L 11 KR 1690/17 ER-B

Land
Baden-Württemberg
Sozialgericht
LSG Baden-Württemberg
Sachgebiet
Krankenversicherung
Abteilung
11
1. Instanz
SG Freiburg (BWB)
Aktenzeichen
S 11 KR 243/17 ER
Datum
2. Instanz
LSG Baden-Württemberg
Aktenzeichen
L 11 KR 1690/17 ER-B
Datum
3. Instanz
Bundessozialgericht
Aktenzeichen
-
Datum
-
Kategorie
Beschluss
Die Beschwerde der Antragstellerin gegen den Beschluss des Sozialgerichts Freiburg vom 29.03.2017 wird zurückgewiesen.

Außergerichtliche Kosten des Beschwerdeverfahrens sind nicht zu erstatten.

Gründe:

I.

Die Antragstellerin begehrt im Wege des einstweiligen Rechtsschutzes die Gewährung von Krankengeld.

Die 1985 geborene Antragstellerin war ab November 2015 arbeitslos gemeldet; sie hatte sich im Umfang von drei Stunden täglich der Arbeitsvermittlung zur Verfügung gestellt. Der Anspruch der Antragstellerin auf Arbeitslosengeld war mit Ablauf des 06.08.2016 erschöpft.

Ab 06.07.2016 war die Antragstellerin arbeitsunfähig krank geschrieben. Sie bezog nach Ende des Arbeitslosengeldbezugs ab 07.08.2016 von der Antragsgegnerin Krankengeld. Zuletzt bescheinigte die Hausärztin der Antragstellerin Dr. F.-R. am 09.12.2016 das Vorliegen von Arbeitsunfähigkeit bis voraussichtlich zum 30.12.2016 unter Angabe der Diagnosen T8.0, M54.99, J06.9 (Fraktur der Wirbelsäule, Rückenschmerzen, akute Infektion der oberen Atemwege).

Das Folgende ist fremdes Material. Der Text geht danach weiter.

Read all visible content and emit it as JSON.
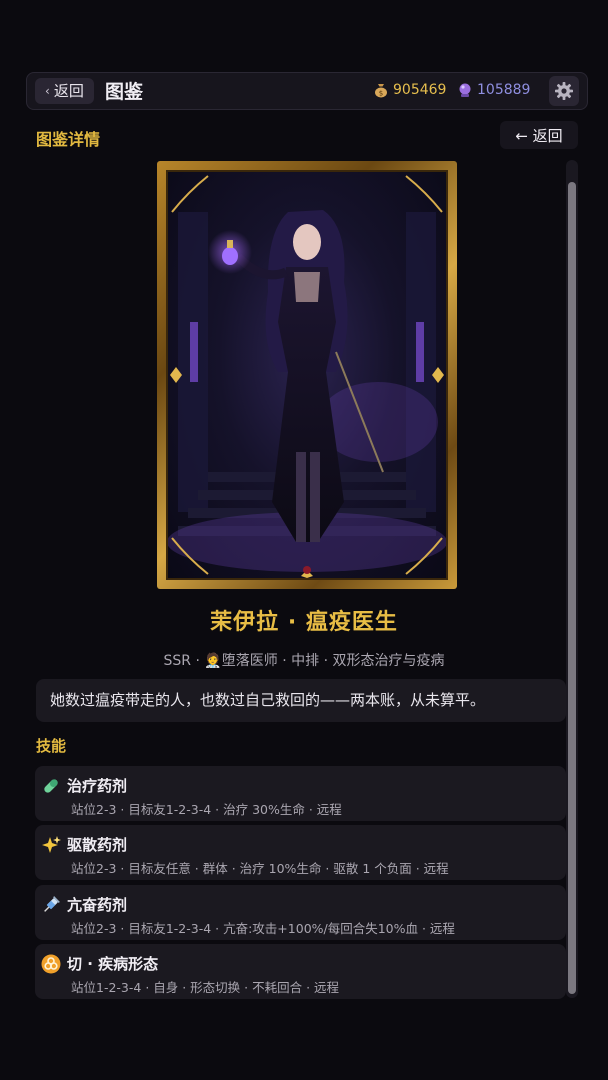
{
  "header": {
    "back_label": "返回",
    "title": "图鉴",
    "gold": "905469",
    "gems": "105889",
    "gold_icon": "money-bag-icon",
    "gem_icon": "crystal-ball-icon",
    "settings_icon": "gear-icon"
  },
  "detail": {
    "section_title": "图鉴详情",
    "back_label": "← 返回"
  },
  "hero": {
    "name": "茉伊拉 · 瘟疫医生",
    "tags": "SSR · 🧑‍⚕️堕落医师 · 中排 · 双形态治疗与疫病",
    "tags_parts": [
      "SSR",
      "堕落医师",
      "中排",
      "双形态治疗与疫病"
    ],
    "quote": "她数过瘟疫带走的人，也数过自己救回的——两本账，从未算平。"
  },
  "skills": {
    "title": "技能",
    "items": [
      {
        "name": "治疗药剂",
        "desc": "站位2-3 · 目标友1-2-3-4 · 治疗 30%生命 · 远程",
        "icon": "green-pill-icon"
      },
      {
        "name": "驱散药剂",
        "desc": "站位2-3 · 目标友任意 · 群体 · 治疗 10%生命 · 驱散 1 个负面 · 远程",
        "icon": "sparkles-icon"
      },
      {
        "name": "亢奋药剂",
        "desc": "站位2-3 · 目标友1-2-3-4 · 亢奋:攻击+100%/每回合失10%血 · 远程",
        "icon": "syringe-icon"
      },
      {
        "name": "切 · 疾病形态",
        "desc": "站位1-2-3-4 · 自身 · 形态切换 · 不耗回合 · 远程",
        "icon": "biohazard-icon"
      }
    ]
  },
  "colors": {
    "accent_gold": "#e2b940",
    "background": "#0b0a0f",
    "panel": "#1b1920"
  }
}
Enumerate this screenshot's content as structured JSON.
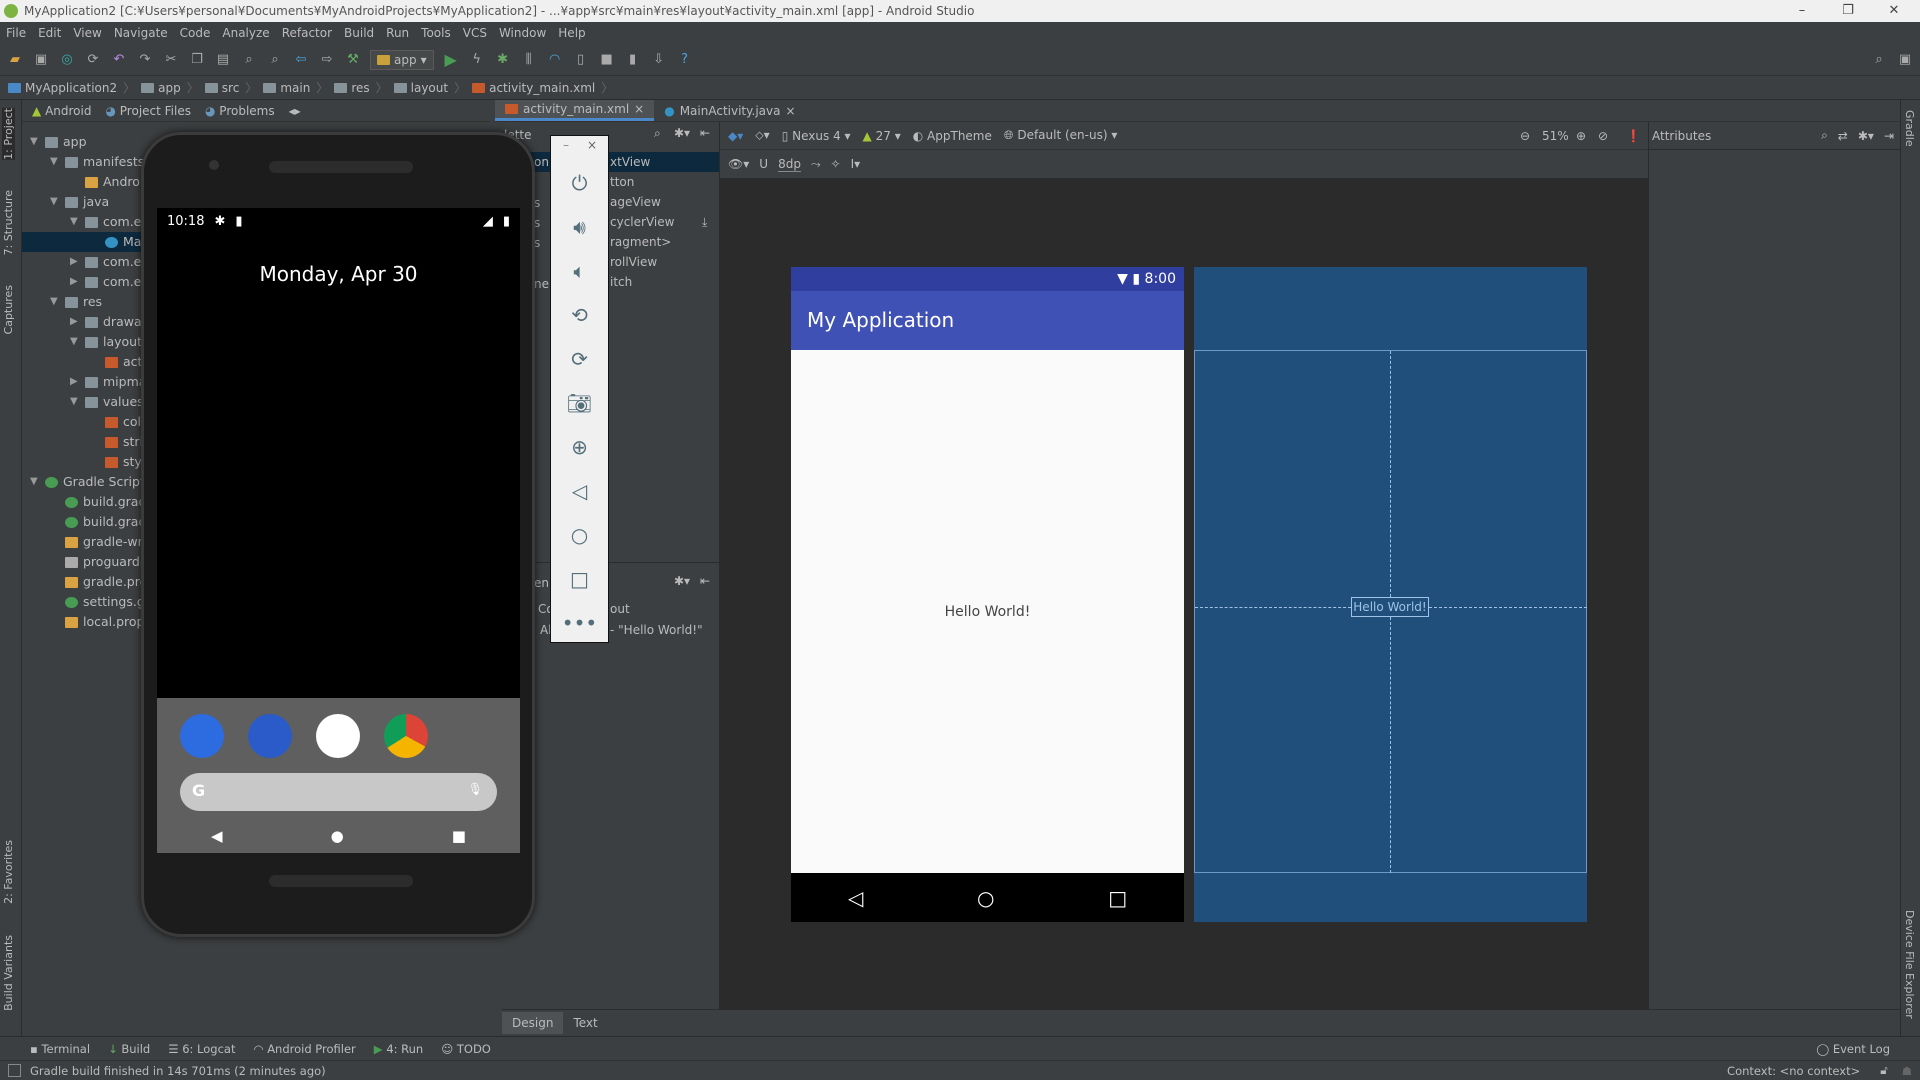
{
  "window": {
    "title": "MyApplication2 [C:¥Users¥personal¥Documents¥MyAndroidProjects¥MyApplication2] - ...¥app¥src¥main¥res¥layout¥activity_main.xml [app] - Android Studio",
    "minimize": "–",
    "maximize": "❐",
    "close": "✕"
  },
  "menu": [
    "File",
    "Edit",
    "View",
    "Navigate",
    "Code",
    "Analyze",
    "Refactor",
    "Build",
    "Run",
    "Tools",
    "VCS",
    "Window",
    "Help"
  ],
  "toolbar": {
    "run_config": "app"
  },
  "breadcrumb": [
    "MyApplication2",
    "app",
    "src",
    "main",
    "res",
    "layout",
    "activity_main.xml"
  ],
  "left_strip": [
    "1: Project",
    "7: Structure",
    "Captures",
    "2: Favorites",
    "Build Variants"
  ],
  "right_strip": [
    "Gradle",
    "Device File Explorer"
  ],
  "project_panel": {
    "tabs": [
      "Android",
      "Project Files",
      "Problems"
    ],
    "tree": [
      {
        "label": "app",
        "level": 0,
        "arrow": "▼",
        "icon": "module"
      },
      {
        "label": "manifests",
        "level": 1,
        "arrow": "▼",
        "icon": "folder"
      },
      {
        "label": "Androi",
        "level": 2,
        "arrow": "",
        "icon": "manifest"
      },
      {
        "label": "java",
        "level": 1,
        "arrow": "▼",
        "icon": "folder"
      },
      {
        "label": "com.ex",
        "level": 2,
        "arrow": "▼",
        "icon": "package"
      },
      {
        "label": "Ma",
        "level": 3,
        "arrow": "",
        "icon": "class",
        "selected": true
      },
      {
        "label": "com.ex",
        "level": 2,
        "arrow": "▶",
        "icon": "package"
      },
      {
        "label": "com.ex",
        "level": 2,
        "arrow": "▶",
        "icon": "package"
      },
      {
        "label": "res",
        "level": 1,
        "arrow": "▼",
        "icon": "res-folder"
      },
      {
        "label": "drawab",
        "level": 2,
        "arrow": "▶",
        "icon": "folder"
      },
      {
        "label": "layout",
        "level": 2,
        "arrow": "▼",
        "icon": "folder"
      },
      {
        "label": "act",
        "level": 3,
        "arrow": "",
        "icon": "xml"
      },
      {
        "label": "mipma",
        "level": 2,
        "arrow": "▶",
        "icon": "folder"
      },
      {
        "label": "values",
        "level": 2,
        "arrow": "▼",
        "icon": "folder"
      },
      {
        "label": "col",
        "level": 3,
        "arrow": "",
        "icon": "xml"
      },
      {
        "label": "stri",
        "level": 3,
        "arrow": "",
        "icon": "xml"
      },
      {
        "label": "styl",
        "level": 3,
        "arrow": "",
        "icon": "xml"
      },
      {
        "label": "Gradle Scripts",
        "level": 0,
        "arrow": "▼",
        "icon": "gradle"
      },
      {
        "label": "build.gradl",
        "level": 1,
        "arrow": "",
        "icon": "gradle"
      },
      {
        "label": "build.gradl",
        "level": 1,
        "arrow": "",
        "icon": "gradle"
      },
      {
        "label": "gradle-wra",
        "level": 1,
        "arrow": "",
        "icon": "properties"
      },
      {
        "label": "proguard-r",
        "level": 1,
        "arrow": "",
        "icon": "text"
      },
      {
        "label": "gradle.prop",
        "level": 1,
        "arrow": "",
        "icon": "properties"
      },
      {
        "label": "settings.gra",
        "level": 1,
        "arrow": "",
        "icon": "gradle"
      },
      {
        "label": "local.prope",
        "level": 1,
        "arrow": "",
        "icon": "properties"
      }
    ]
  },
  "editor_tabs": [
    {
      "label": "activity_main.xml",
      "active": true
    },
    {
      "label": "MainActivity.java",
      "active": false
    }
  ],
  "palette": {
    "title": "lette",
    "category": "on",
    "items": [
      "xtView",
      "tton",
      "ageView",
      "cyclerView",
      "ragment>",
      "rollView",
      "itch"
    ],
    "partial_categories": [
      "s",
      "s",
      "s",
      "ner"
    ],
    "tree_header": "en",
    "tree_items": [
      "out",
      "- \"Hello World!\""
    ],
    "tree_prefix": [
      "Co",
      "Al"
    ]
  },
  "design_toolbar": {
    "device": "Nexus 4",
    "api": "27",
    "theme": "AppTheme",
    "locale": "Default (en-us)",
    "zoom": "51%",
    "margin": "8dp"
  },
  "attributes": {
    "title": "Attributes"
  },
  "preview": {
    "status_time": "8:00",
    "app_title": "My Application",
    "content": "Hello World!",
    "blueprint_label": "Hello World!"
  },
  "emulator": {
    "time": "10:18",
    "date": "Monday, Apr 30",
    "side_controls": [
      "power",
      "volume-up",
      "volume-down",
      "rotate-left",
      "rotate-right",
      "screenshot",
      "zoom",
      "back",
      "home",
      "overview",
      "more"
    ]
  },
  "design_tabs": [
    "Design",
    "Text"
  ],
  "bottom_tools": [
    "Terminal",
    "Build",
    "6: Logcat",
    "Android Profiler",
    "4: Run",
    "TODO"
  ],
  "event_log": "Event Log",
  "status": {
    "message": "Gradle build finished in 14s 701ms (2 minutes ago)",
    "context": "Context: <no context>"
  },
  "colors": {
    "primary": "#3f51b5",
    "primary_dark": "#303f9f",
    "blueprint": "#1f4f7a",
    "ide_bg": "#3c3f41"
  }
}
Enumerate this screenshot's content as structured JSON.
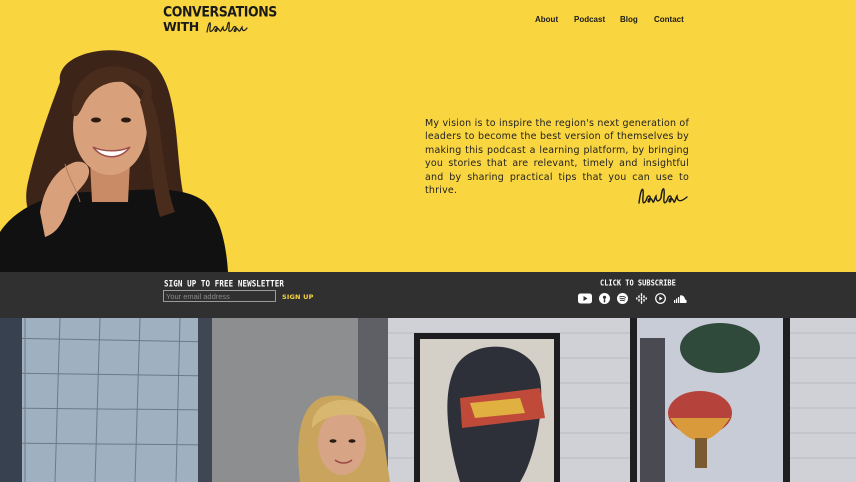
{
  "header": {
    "logo_line1": "CONVERSATIONS",
    "logo_line2": "WITH",
    "logo_script": "loulou"
  },
  "nav": {
    "about": "About",
    "podcast": "Podcast",
    "blog": "Blog",
    "contact": "Contact"
  },
  "hero": {
    "vision": "My vision is to inspire the region's next generation of leaders to become the best version of themselves by making this podcast a learning platform, by bringing you stories that are relevant, timely and insightful and by sharing practical tips that you can use to thrive.",
    "signature": "loulou"
  },
  "newsletter": {
    "title": "SIGN UP TO FREE NEWSLETTER",
    "placeholder": "Your email address",
    "button": "SIGN UP"
  },
  "subscribe": {
    "title": "CLICK TO SUBSCRIBE",
    "icons": [
      "youtube-icon",
      "podcast-icon",
      "spotify-icon",
      "google-podcasts-icon",
      "play-icon",
      "soundcloud-icon"
    ]
  },
  "colors": {
    "brand_yellow": "#f9d53f",
    "bar_dark": "#303030",
    "text_dark": "#1a1a1a"
  }
}
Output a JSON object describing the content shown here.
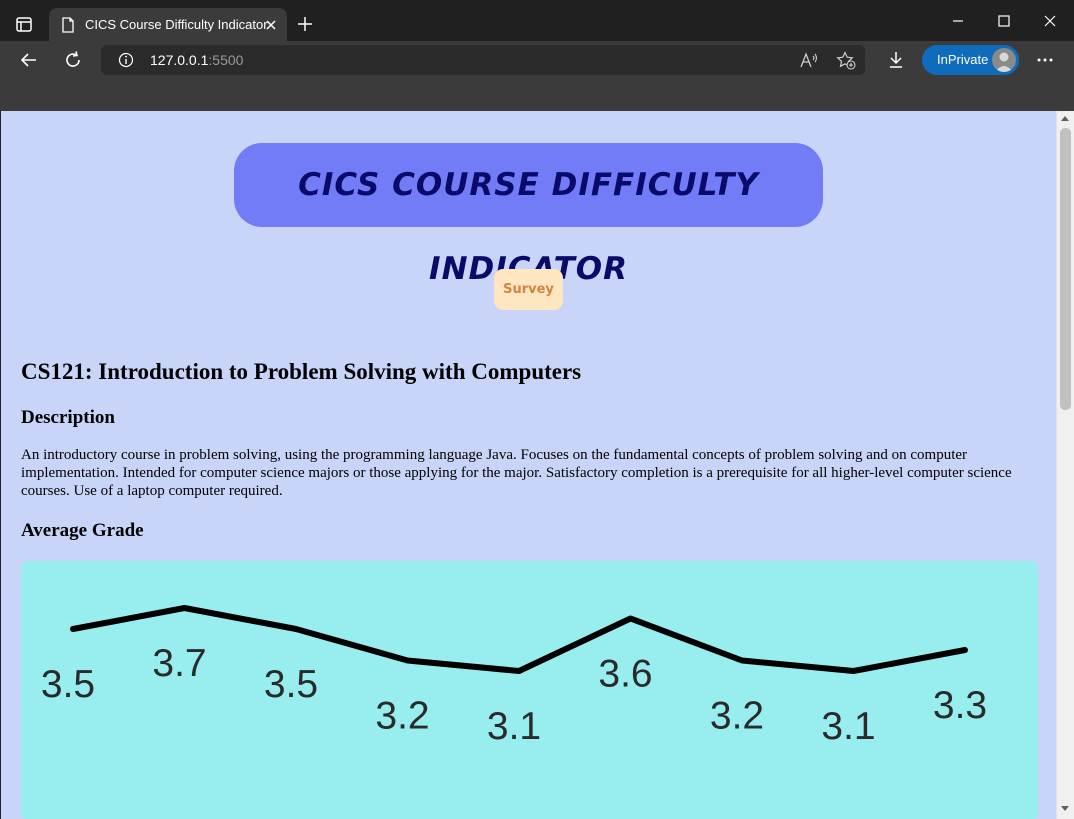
{
  "browser": {
    "tab_title": "CICS Course Difficulty Indicator",
    "url_host": "127.0.0.1",
    "url_port": ":5500",
    "inprivate_label": "InPrivate"
  },
  "page": {
    "banner_title": "CICS COURSE DIFFICULTY INDICATOR",
    "survey_label": "Survey",
    "course_title": "CS121: Introduction to Problem Solving with Computers",
    "description_heading": "Description",
    "description_text": "An introductory course in problem solving, using the programming language Java. Focuses on the fundamental concepts of problem solving and on computer implementation. Intended for computer science majors or those applying for the major. Satisfactory completion is a prerequisite for all higher-level computer science courses. Use of a laptop computer required.",
    "average_grade_heading": "Average Grade"
  },
  "colors": {
    "banner_bg": "#717cf6",
    "banner_text": "#0a0a6b",
    "page_bg": "#c8d5f8",
    "survey_bg": "#fde6c0",
    "survey_text": "#d2853e",
    "chart_bg": "#98eeee"
  },
  "chart_data": {
    "type": "line",
    "values": [
      3.5,
      3.7,
      3.5,
      3.2,
      3.1,
      3.6,
      3.2,
      3.1,
      3.3
    ],
    "data_labels": [
      "3.5",
      "3.7",
      "3.5",
      "3.2",
      "3.1",
      "3.6",
      "3.2",
      "3.1",
      "3.3"
    ],
    "line_color": "#000000"
  }
}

Die Antragsgegnerin veranlasste daraufhin eine Begutachtung durch den Medizinischen Dienst der Krankenversicherung Baden-Württemberg (MDK). Mit Gutachten vom 06.12.2016 aufgrund ambulanter Untersuchung der Antragstellerin führte Dr. S.-R. aus, es bestehe ein chronisches Schmerzsyndrom der Wirbelsäule mit somatischen und psychischen Faktoren nach Verkehrsunfall 2003 mit LWK-1-Fraktur und anschließender basaler Spondylodese Th12 – L2 sowie ein Zn nephrotischen Syndrom bei Minimal Change Nephritis ED 2013. Die Symptomatik sei konstant. Für körperlich leichte Tätigkeiten bestehe ein vollschichtiges Leistungsbild ohne Wirbelsäulenzwangshaltungen, ständige Rotationsbewegungen des Rumpfes, ohne häufiges Bücken und ohne Nässe, Kälte, Zugluft und starke Temperaturschwankungen.

Mit Bescheid vom 12.12.2016 beendete die Antragsgegnerin die Zahlung von Krankengeld mit dem 12.12.2016. Hiergegen erhob die Antragstellerin Widerspruch und legte ein Attest von Dr. F.-R. vor, wonach die Antragstellerin wegen ihrer Schwangerschaft keine Schmerzmittel einnehmen könne. Dieses seien jedoch zur Ausübung einer Berufstätigkeit wegen der Rückenschmerzen erforderlich.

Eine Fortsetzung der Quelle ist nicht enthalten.